従来、超伝導性を有する粉体状無機質材料を用いて特定
用途の成形物を製造する方法としては、■ 粉体を成形
用の型枠に充填し、それを高圧下のもとて成形加工して
成形物を得る方法、■ 粉体をバインダー樹脂と混合し
、成形加工、乾燥工程を経て成形物を得る方法、
■ 粉体を気相化し、超伝導成分を成形体の表面に付着
させて成形物を得る方法
等がある。Conventionally, methods for manufacturing molded products for specific purposes using powdered inorganic materials with superconductivity include: 1. Filling a mold with powder and molding it under high pressure. ■ A method of mixing powder with a binder resin, molding, and drying to obtain a molded article; ■ A method of converting the powder into a vapor phase and attaching a superconducting component to the surface of the molded article. There are methods to obtain molded products.
しかしながら、上記■の製造方法に基づく成形物は硬い
が衝撃に弱いという問題を有し、■の製造方法で成形物
を得ようとする場合には、バインダー樹脂を多く添加し
なければ超伝導体無機質粉体同志の接着力が弱く、且つ
分散不良となるために反磁性効果(マイスナー効果)が
発揮され難い等の問題を有する。また、■の製造方法で
は超伝導体無機質粉体の膜厚みを厚くすることができな
いために反磁性効果を強くすることができない等の問題
を有していた。However, the molded product based on the above manufacturing method (■) has the problem that it is hard but weak against impact, and when trying to obtain a molded product using the manufacturing method (■), it is necessary to add a large amount of binder resin to form a superconductor. There are problems in that the adhesive force between the inorganic powders is weak and the dispersion is poor, making it difficult to exhibit the diamagnetic effect (Meissner effect). In addition, the manufacturing method (2) has the problem that the film thickness of the superconducting inorganic powder cannot be increased, so that the diamagnetic effect cannot be strengthened.
本発明は上記の問題点を解決するもので、任意の形状の
シールド成形体ができ、バインダー量が比較的少なくて
も可撓性及び強度があり、更に反磁性効果が強い超伝導
体成形物の製造方法を提供するものである。The present invention solves the above-mentioned problems.It is possible to form a shield molded body of any shape, to have flexibility and strength even with a relatively small amount of binder, and to create a superconductor molded body with a strong diamagnetic effect. The present invention provides a method for manufacturing.
本発明は、超伝導体無機質粉体の表面に予めプラズマ重
合法により熱融着性を示す高分子物質の薄膜を形成し、
しかるのち該超伝導体無機質粉体を所望の形状に加熱圧
着することを特徴とする超伝導体成形物の製造方法であ
る。The present invention involves forming a thin film of a polymeric substance exhibiting thermal adhesive properties on the surface of superconducting inorganic powder in advance by plasma polymerization,
This method of producing a superconductor molded article is characterized in that the superconductor inorganic powder is then heated and pressed into a desired shape.

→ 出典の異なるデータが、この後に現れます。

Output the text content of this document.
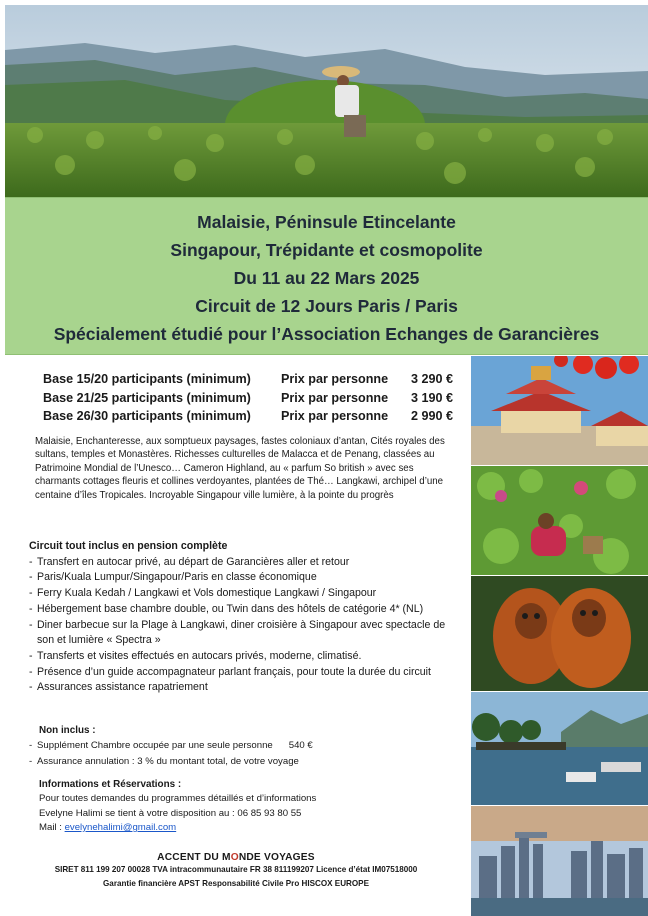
Malaisie, Péninsule Etincelante
Singapour, Trépidante et cosmopolite
Du 11 au 22 Mars 2025
Circuit de 12 Jours Paris / Paris
Spécialement étudié pour l’Association Echanges de Garancières
Base 15/20 participants (minimum)	Prix par personne	3 290 €
Base 21/25 participants (minimum)	Prix par personne	3 190 €
Base 26/30 participants (minimum)	Prix par personne	2 990 €

Malaisie, Enchanteresse, aux somptueux paysages, fastes coloniaux d’antan, Cités royales des sultans, temples et Monastères. Richesses culturelles de Malacca et de Penang, classées au Patrimoine Mondial de l’Unesco… Cameron Highland, au « parfum So british » avec ses charmants cottages fleuris et collines verdoyantes, plantées de Thé… Langkawi, archipel d’une centaine d’îles Tropicales. Incroyable Singapour ville lumière, à la pointe du progrès

Circuit tout inclus en pension complète
- Transfert en autocar privé, au départ de Garancières aller et retour
- Paris/Kuala Lumpur/Singapour/Paris en classe économique
- Ferry Kuala Kedah / Langkawi et Vols domestique Langkawi / Singapour
- Hébergement base chambre double, ou Twin dans des hôtels de catégorie 4* (NL)
- Diner barbecue sur la Plage à Langkawi, diner croisière à Singapour avec spectacle de son et lumière « Spectra »
- Transferts et visites effectués en autocars privés, moderne, climatisé.
- Présence d’un guide accompagnateur parlant français, pour toute la durée du circuit
- Assurances assistance rapatriement
Non inclus :
- Supplément Chambre occupée par une seule personne 540 €
- Assurance annulation : 3 % du montant total, de votre voyage
Informations et Réservations :
Pour toutes demandes du programmes détaillés et d’informations
Evelyne Halimi se tient à votre disposition au : 06 85 93 80 55
Mail : evelynehalimi@gmail.com
ACCENT DU MONDE VOYAGES
SIRET 811 199 207 00028 TVA intracommunautaire FR 38 811199207 Licence d’état IM07518000
Garantie financière APST Responsabilité Civile Pro HISCOX EUROPE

以下、本発明について詳細に説明する。The present invention will be explained in detail below.
本発明で使用する超伝導体無機質粉体とは、例えば酸化
イソトリウム(yzos) 、炭酸バリウム(BaCO
3)、酸化銅(CuO)の如き焼結により超伝導となる
無機質粉体の混合物をその最低焼結温度以上で酸化雰囲
気中にて坑底した物を再び粉末化した物が好適に用いら
れるが、これに限定するものではなく他の超伝導体無機
質粉体でも本発明に適用可能である。The superconductor inorganic powder used in the present invention includes, for example, isotrium oxide (yzos), barium carbonate (BaCO
3) Preferably used is a mixture of inorganic powders such as copper oxide (CuO) that becomes superconducting when sintered, which is pulverized at the bottom of a mine in an oxidizing atmosphere at a temperature higher than its minimum sintering temperature and then re-pulverized. However, the invention is not limited to this, and other superconductor inorganic powders can also be applied to the present invention.
また、上記超伝導体無機質粉体の表面にプラズマ重合法
により形成される熱融着性を示す高分子物質の薄膜は、
常温、常圧下で気体状のメタン、エタン、プロパン、n
−ブタン、i−ブタン、エチレン、プロピレン等のモノ
マーや、常温下で液体状のベンゼン、トルエン、0−キ
シレン、m−キシレン、p−キシレン、n−へキサン、
シクロヘキサン、アクリル酸、メタクリル酸、クロルベ
ンゼン、ニトロトルエン、スチレン及びその誘導体等の
モノマーから形成することができる。In addition, the thin film of a polymeric substance exhibiting thermal adhesive properties formed on the surface of the superconducting inorganic powder by plasma polymerization is
Gaseous methane, ethane, propane, n at room temperature and pressure
- Monomers such as butane, i-butane, ethylene, propylene, benzene, toluene, 0-xylene, m-xylene, p-xylene, n-hexane, which are liquid at room temperature,
It can be formed from monomers such as cyclohexane, acrylic acid, methacrylic acid, chlorobenzene, nitrotoluene, styrene and its derivatives.
本発明において超伝導体無機質粉体の表面に熱融着性を
示す高分子物質の薄膜を形成するためのプラズマ重合法
としては、例えば内部電極方式のペルジャー型、クロス
型、無電極方式の円筒型等の装置を適用しておこなうこ
とが可能である。In the present invention, the plasma polymerization method for forming a thin film of a polymeric substance exhibiting thermal adhesive properties on the surface of superconducting inorganic powder includes, for example, a Pelger type with an internal electrode type, a cross type with an internal electrode type, and a cylindrical type with an electrodeless type. This can be done by applying a device such as a mold.
第1図はペルジャー型プラズマ重合装置の一例であり、
ペルジャー1の上下2つの平行平板電極2の下の電極上
に設けた振動皿3上に超伝導体無機質粉体を置き、ペル
ジャーl内を真空に引いた後、ペルジャー1内に原料ガ
ス導入管4から気体状モノマーガスを適量分流し込み、
超伝導体無機質粉体に振動皿3によって振動を伝える。Figure 1 shows an example of a Pelger type plasma polymerization apparatus.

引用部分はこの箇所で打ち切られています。